Department of Orthopaedic Surgery, CHA University, Bundang CHA Medical Center, Sungnam-si, Gyeonggi-do, KOREA, REPUBLIC OF

FDA Status Cleared

Summary

Early outcome of medial open wedge high tibial ostotomy is determined rather by correction of coronal limb alignment than by degree of cartilage degeneration

Abstract

Objective

The aim of this study was to identify the possible factors that influenced early outcome after medial open wedge high tibial osteotomy (MOWHTO).

Materials And Methods

We enrolled 87 knees (81 patients) which met the inclusion criteria in this study and collected data prospectively. Conventional MOWHTO with concomitant arthroscopy was performed and second-look arthroscopy was done at average 16 months after MOWHTO. During arthroscopy, cartilage degeneration state was evaluated by the International Cartilage Repair Society grading system. Radiographic parameters including mechanical axis (MA), medial proximal tibia angle, posterior tibia slope and patella height were measured.
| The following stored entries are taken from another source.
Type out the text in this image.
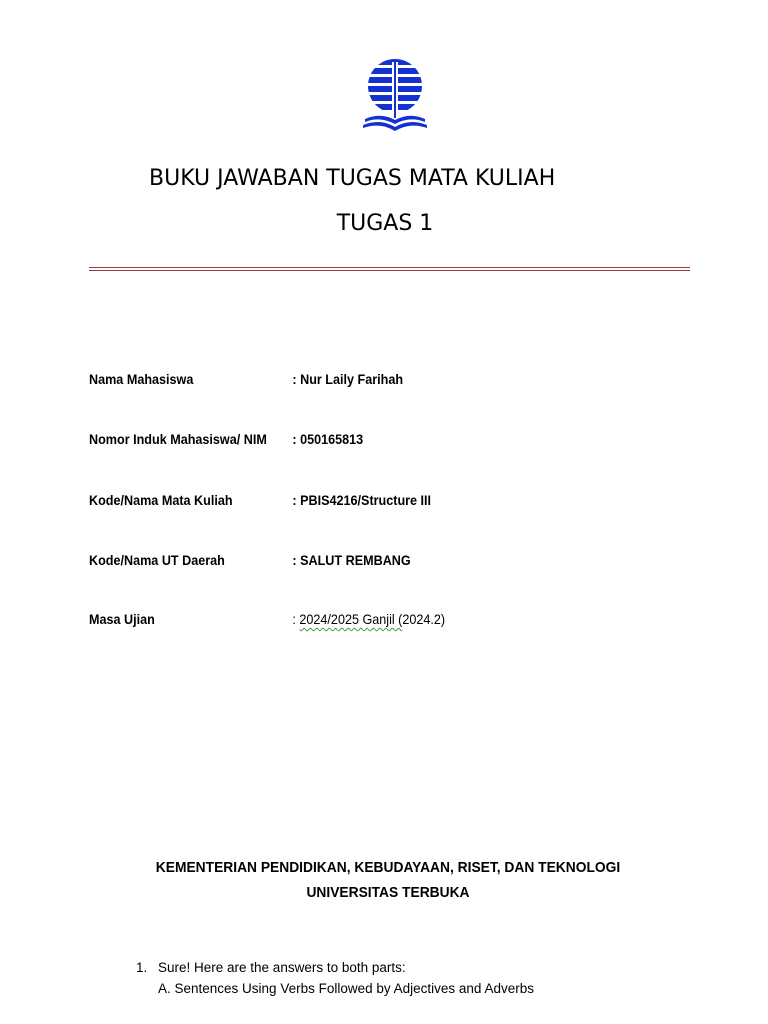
BUKU JAWABAN TUGAS MATA KULIAH
TUGAS 1
Nama Mahasiswa	: Nur Laily Farihah
Nomor Induk Mahasiswa/ NIM : 050165813
Kode/Nama Mata Kuliah	: PBIS4216/Structure III
Kode/Nama UT Daerah	: SALUT REMBANG
Masa Ujian	: 2024/2025 Ganjil (2024.2)
KEMENTERIAN PENDIDIKAN, KEBUDAYAAN, RISET, DAN TEKNOLOGI
UNIVERSITAS TERBUKA
1. Sure! Here are the answers to both parts:
A. Sentences Using Verbs Followed by Adjectives and Adverbs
We defined the cases into 3 groups according to the postoperative MA; varus or less than valgus 3° as ‘Undercorrection’, between 3° and 6° as ‘Optimal’ and more than valgus 6° as ‘Overcorrection’. Subjective International Knee Documentation Committee (IKDC) scores were evaluated preoperatively and at 1 year postoperatively and factors related to postoperative IKDC score were analyzed.

Results

All radiographic parameters were not related to postoperative IKDC score except for preoperative (R=-.327, P=.002) and postoperative MA (R=-.286, P=.007) that more valgus MA correlated to higher IKDC score. Undercorrection group (N=16) had significantly lower postoperative IKDC score compared to Optimal (N=31) and Overcorrection (N=40) group (P=.030 and P=.012). Cartilage degeneration states evaluated from first and second-look arthroscopy were not associated with postoperative IKDC score (P=.449 and P=.712). A multiple regression analysis was carried out for selected variables and more varus preoperative MA and undercorrected postoperative MA were associated with lower postoperative IKDC score (R2=.190; P=.026 and P=.042).

Conclusion

Our result suggests that early outcome of MOWHTO is determined rather by correction of coronal limb alignment than by degree of cartilage degeneration.